Invincible – 5 Questions for Film Writer / Director Vincent René-Lortie

5 Questions for "Invincible" Director Vincent René-Lortie
Nominated for Best Live Action Short Film at the 2024 Academy Awards.

Find tickets for Invincible in a cinema near you

Invincible is a short film that recounts the last 48 hours in the life of Marc-Antoine Bernier, a 14-year-old boy on a desperate quest for freedom.

1. Your short, Invincible, is based on the true story of a teenage boy who committed suicide. When did you first hear about this story and why did you decide to adapt it?

This is the story of my childhood friend, Marc-Antoine Bernier, who passed away when he was 14 years old. I was the same age as him when this happened, which is quite young to truly grasp the magnitude of such an event. About 5-6 years ago, I realized that I still carried this story in my heart, so I decided to revisit it and try to understand it better. I met with my friend's family to discuss what they remembered of his final days. One of the first things that emerged from our discussions was that it might have been more of a suicide than an accident.
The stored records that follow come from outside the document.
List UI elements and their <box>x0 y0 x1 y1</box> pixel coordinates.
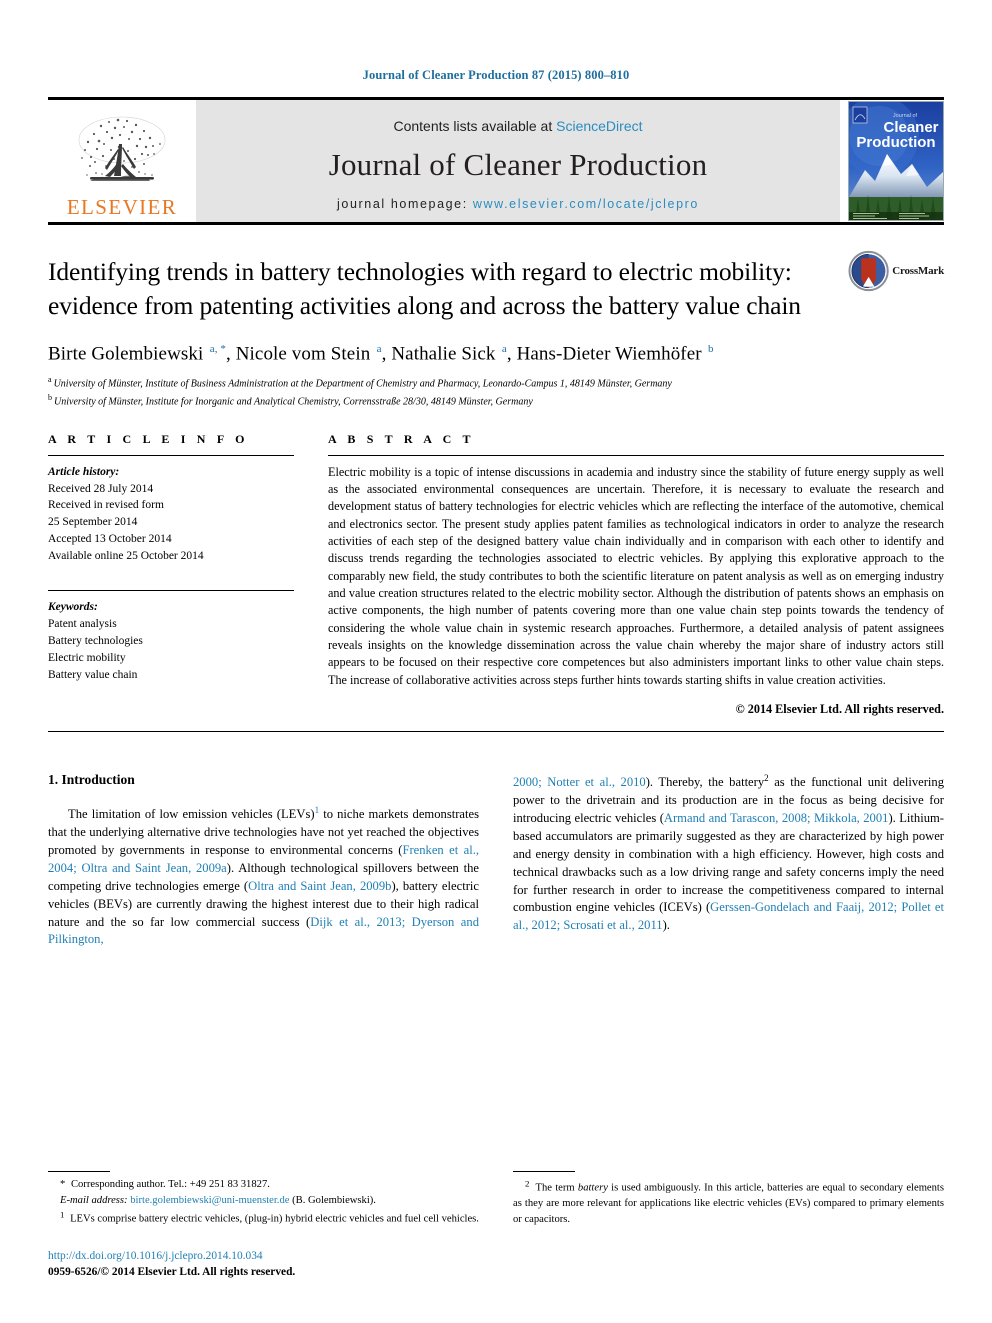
sciencedirect-link[interactable]: ScienceDirect <box>556 118 642 134</box>
footnote-1: 1 LEVs comprise battery electric vehicle… <box>60 1209 479 1225</box>
keywords-rule <box>48 590 294 592</box>
affiliation-a-text: University of Münster, Institute of Busi… <box>53 378 672 390</box>
corresponding-author-note: * Corresponding author. Tel.: +49 251 83… <box>60 1179 270 1191</box>
history-item: Received 28 July 2014 <box>48 482 154 495</box>
article-title: Identifying trends in battery technologi… <box>48 257 801 320</box>
history-item: 25 September 2014 <box>48 516 138 529</box>
history-item: Available online 25 October 2014 <box>48 549 204 562</box>
elsevier-logo: ELSEVIER <box>48 100 196 222</box>
elsevier-wordmark: ELSEVIER <box>66 195 178 219</box>
affiliations: a University of Münster, Institute of Bus… <box>48 374 944 410</box>
journal-title: Journal of Cleaner Production <box>328 146 708 182</box>
journal-cover-container: Journal of Cleaner Production <box>840 100 944 222</box>
doi-link[interactable]: http://dx.doi.org/10.1016/j.jclepro.2014… <box>48 1249 479 1265</box>
footnotes-region: * Corresponding author. Tel.: +49 251 83… <box>48 1171 944 1281</box>
abstract-heading: A B S T R A C T <box>328 431 475 446</box>
article-history-label: Article history: <box>48 465 120 478</box>
article-info-rule <box>48 454 294 456</box>
info-abstract-region: A R T I C L E I N F O Article history: R… <box>48 432 944 717</box>
abstract-text: Electric mobility is a topic of intense … <box>328 464 944 687</box>
article-info-column: A R T I C L E I N F O Article history: R… <box>48 432 294 717</box>
abstract-copyright: © 2014 Elsevier Ltd. All rights reserved… <box>735 702 944 717</box>
introduction-paragraph-left: The limitation of low emission vehicles … <box>48 805 479 947</box>
contents-prefix: Contents lists available at <box>393 117 557 134</box>
issn-copyright-line: 0959-6526/© 2014 Elsevier Ltd. All right… <box>48 1266 296 1279</box>
footnote-separator-left <box>48 1171 110 1173</box>
abstract-bottom-rule <box>48 731 944 733</box>
elsevier-tree-icon <box>78 116 166 181</box>
introduction-heading: 1. Introduction <box>48 772 135 788</box>
crossmark-icon <box>848 250 889 292</box>
crossmark-badge[interactable]: CrossMark <box>848 247 944 295</box>
affiliation-a: a University of Münster, Institute of Bus… <box>48 374 944 392</box>
keyword-item: Patent analysis <box>48 618 117 631</box>
homepage-prefix: journal homepage: <box>337 196 473 211</box>
footnotes-left: * Corresponding author. Tel.: +49 251 83… <box>48 1171 479 1281</box>
journal-cover-thumbnail: Journal of Cleaner Production <box>848 101 944 221</box>
title-block: Identifying trends in battery technologi… <box>48 225 944 410</box>
masthead-center: Contents lists available at ScienceDirec… <box>196 100 840 222</box>
journal-homepage-line: journal homepage: www.elsevier.com/locat… <box>337 197 699 211</box>
contents-available-line: Contents lists available at ScienceDirec… <box>393 118 642 134</box>
keywords-label: Keywords: <box>48 601 98 614</box>
history-item: Accepted 13 October 2014 <box>48 532 172 545</box>
author-list: Birte Golembiewski a, *, Nicole vom Stei… <box>48 342 714 365</box>
introduction-paragraph-right: 2000; Notter et al., 2010). Thereby, the… <box>513 773 944 933</box>
introduction-right-column: 2000; Notter et al., 2010). Thereby, the… <box>513 772 944 949</box>
keyword-item: Battery technologies <box>48 635 143 648</box>
article-info-heading: A R T I C L E I N F O <box>48 431 249 446</box>
footnote-separator-right <box>513 1171 575 1173</box>
crossmark-label: CrossMark <box>892 265 944 277</box>
article-page: Journal of Cleaner Production 87 (2015) … <box>0 0 992 1323</box>
abstract-rule <box>328 454 944 456</box>
homepage-url-link[interactable]: www.elsevier.com/locate/jclepro <box>473 197 699 211</box>
footnote-2: 2 The term battery is used ambiguously. … <box>513 1178 945 1225</box>
affiliation-b: b University of Münster, Institute for In… <box>48 392 944 410</box>
keywords-group: Keywords: Patent analysis Battery techno… <box>48 599 294 683</box>
email-address-note[interactable]: E-mail address: birte.golembiewski@uni-m… <box>48 1193 479 1208</box>
introduction-left-column: 1. Introduction The limitation of low em… <box>48 772 479 949</box>
history-item: Received in revised form <box>48 499 164 512</box>
keyword-item: Electric mobility <box>48 651 126 664</box>
doi-block: http://dx.doi.org/10.1016/j.jclepro.2014… <box>48 1249 479 1281</box>
introduction-region: 1. Introduction The limitation of low em… <box>48 772 944 949</box>
keyword-item: Battery value chain <box>48 668 138 681</box>
affiliation-b-text: University of Münster, Institute for Ino… <box>54 396 533 408</box>
cover-artwork: Journal of Cleaner Production <box>849 102 943 220</box>
article-history-group: Article history: Received 28 July 2014 R… <box>48 464 294 565</box>
running-head: Journal of Cleaner Production 87 (2015) … <box>362 68 630 82</box>
footnotes-right: 2 The term battery is used ambiguously. … <box>513 1171 944 1281</box>
svg-text:Production: Production <box>856 134 935 151</box>
journal-masthead: ELSEVIER Contents lists available at Sci… <box>48 100 944 222</box>
abstract-column: A B S T R A C T Electric mobility is a t… <box>328 432 944 717</box>
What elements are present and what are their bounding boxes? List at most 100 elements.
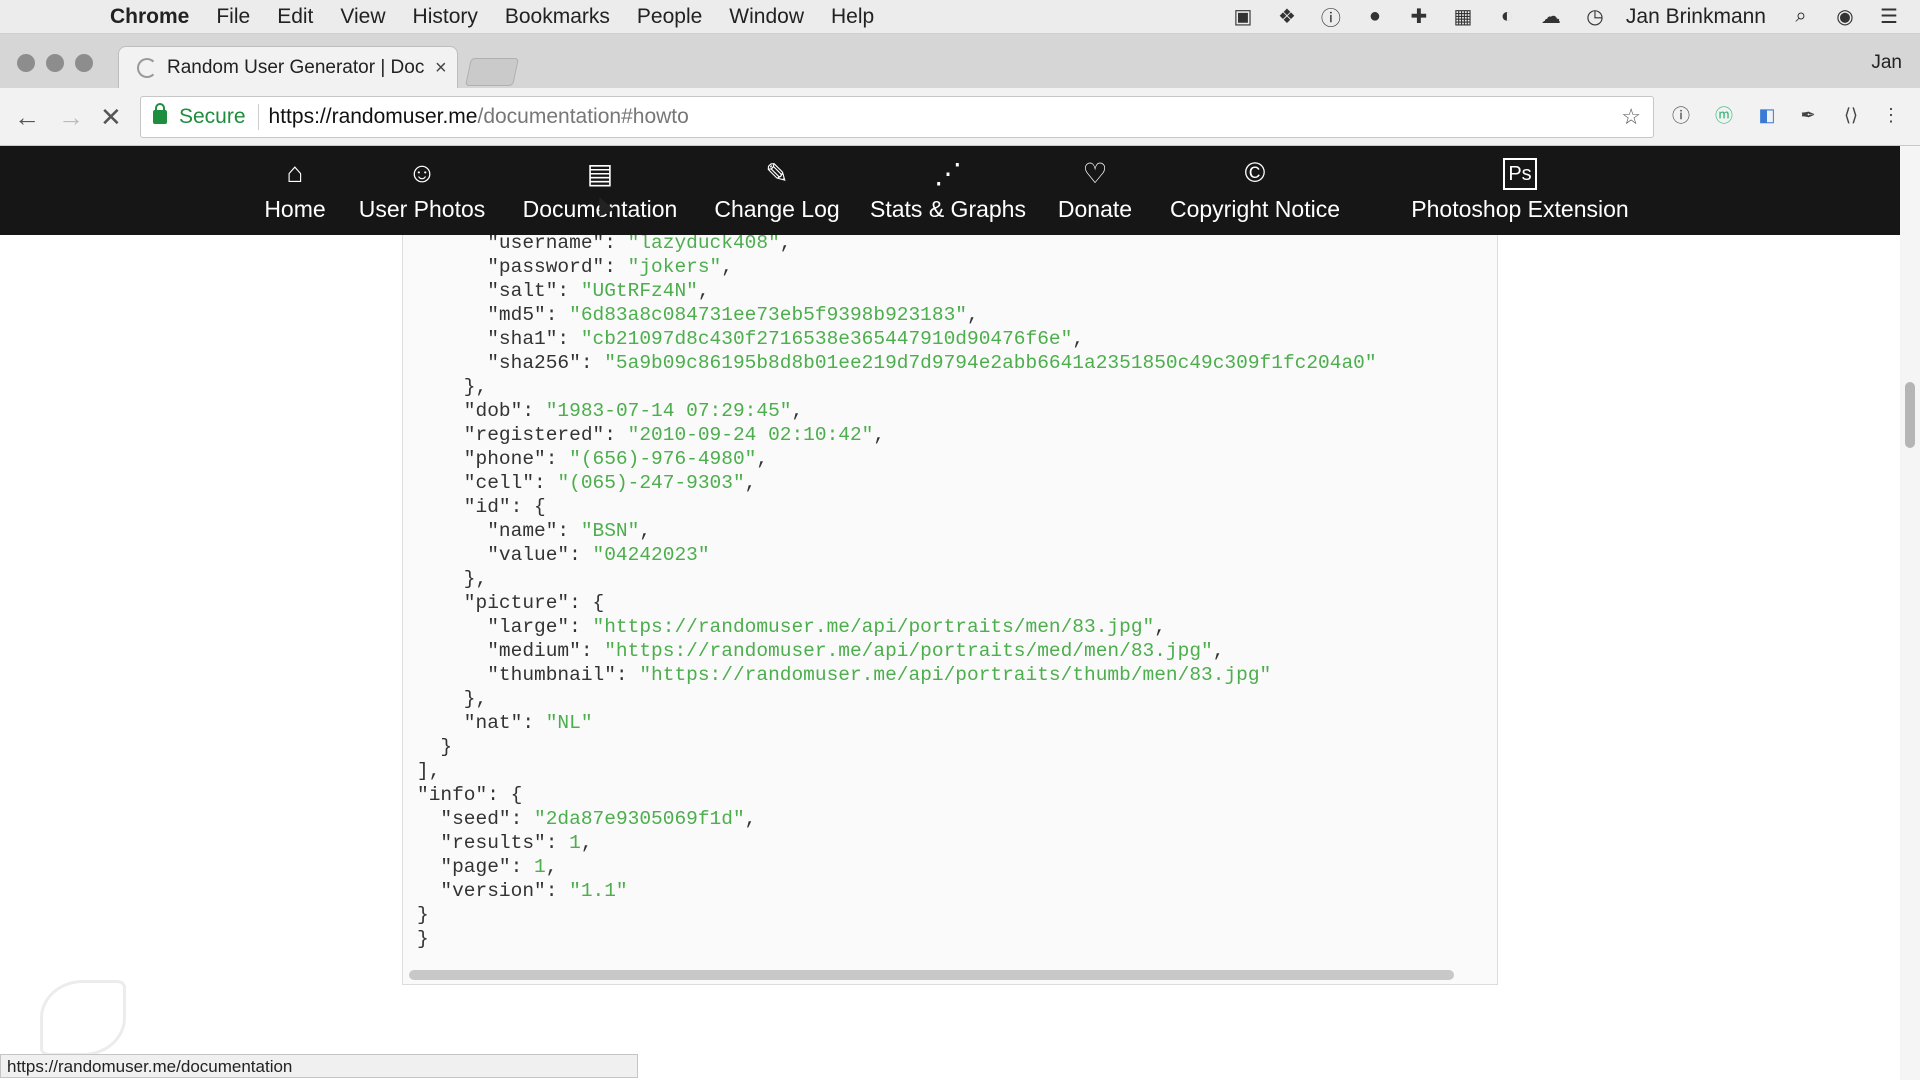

It was then that I realized how little I truly knew about my friend. I embarked on several months of research, consulting mental health professionals, as well as those working in juvenile centers, along with his family and friends. These endeavors allowed me to reconnect with my childhood friend, and to understand him better. I realized that there was an important story to tell, that of a young boy who felt suffocated, lost, powerless, and misunderstood.

2. Which films/directors have influenced you as a filmmaker as well as your short, Invincible?

Growing up in Montreal, it's impossible to ignore the influence of directors like Jean-Marc Vallée and Denis Villeneuve on my perspective of filmmaking in recent years. I'd say for "Invincible," it's the meticulousness of "Incendies" (2010) and the storytelling of "C.R.A.Z.Y." (2005) that influenced my vision for the film. Yet, I'm also a huge admirer of Ryan Coogler's "Fruitvale Station" (2013) for the depth of affection we feel for the main character and the raw intensity of Steve McQueen's "Hunger" (2008).

3. Throughout the movie, there is a lot of imagery around water and its contradictory nature as a freeing and imprisoning space. Was this intentional?

Yes, it was, and thank you for noticing. My aim here was to play with the concepts of water and fire, which are quite simple on paper—two extremes that cannot coexist, repelling one another. Marc had both extremes within him. He longed to be with his family yet kept pushing them away; he wanted to leave the juvenile center but did things to stay there. In my eyes, I believe Marc was, against his will, the fire—a person boiling from within, needing more room to breathe, yet ultimately desiring to be like water—calm, silent. When these extreme elements clash, what happens? Water always wins.

4. The movie has been honored both in your home in Quebec and at the Academy Awards. How does it feel to get this kind of recognition at home and abroad?

It’s honestly surreal. I can't believe what's happening. But in the end, two things really make me happy about all this. Firstly, the fact that we'll be able to celebrate the end of the journey here, at the Oscars, with the film team coming all the way from Montreal for the occasion. It's a beautiful gift, for us and for them, that I'm looking forward to experiencing with these people who have worked so hard on the film. And also, there's the fact that the Oscars allow the film to have greater visibility worldwide. It's touching to receive all these testimonials from all over the world. I thought I was making a very personal film, but I realize that the story is much more universal. People from diverse backgrounds, ages, and languages find echoes of themselves in Marc's character, perhaps recognizing aspects of their own lives or those of others they've encountered.

5. What do you want audiences to take away from your film?

It's tough to pin down an answer because this film was my attempt to delve deeper into the complexities of my childhood friend. Yet, even now, there's so much I feel I haven't quite grasped. I approached the project from an outsider's viewpoint, trying to capture the essence of a society that struggled to truly understand the inner battles of this young boy. So, I leave it to the viewer to draw their own conclusions and take from it what resonates. Ultimately, my hope is that the film ignites conversations about the mental well-being of young people and fosters a culture of listening and understanding within our communities.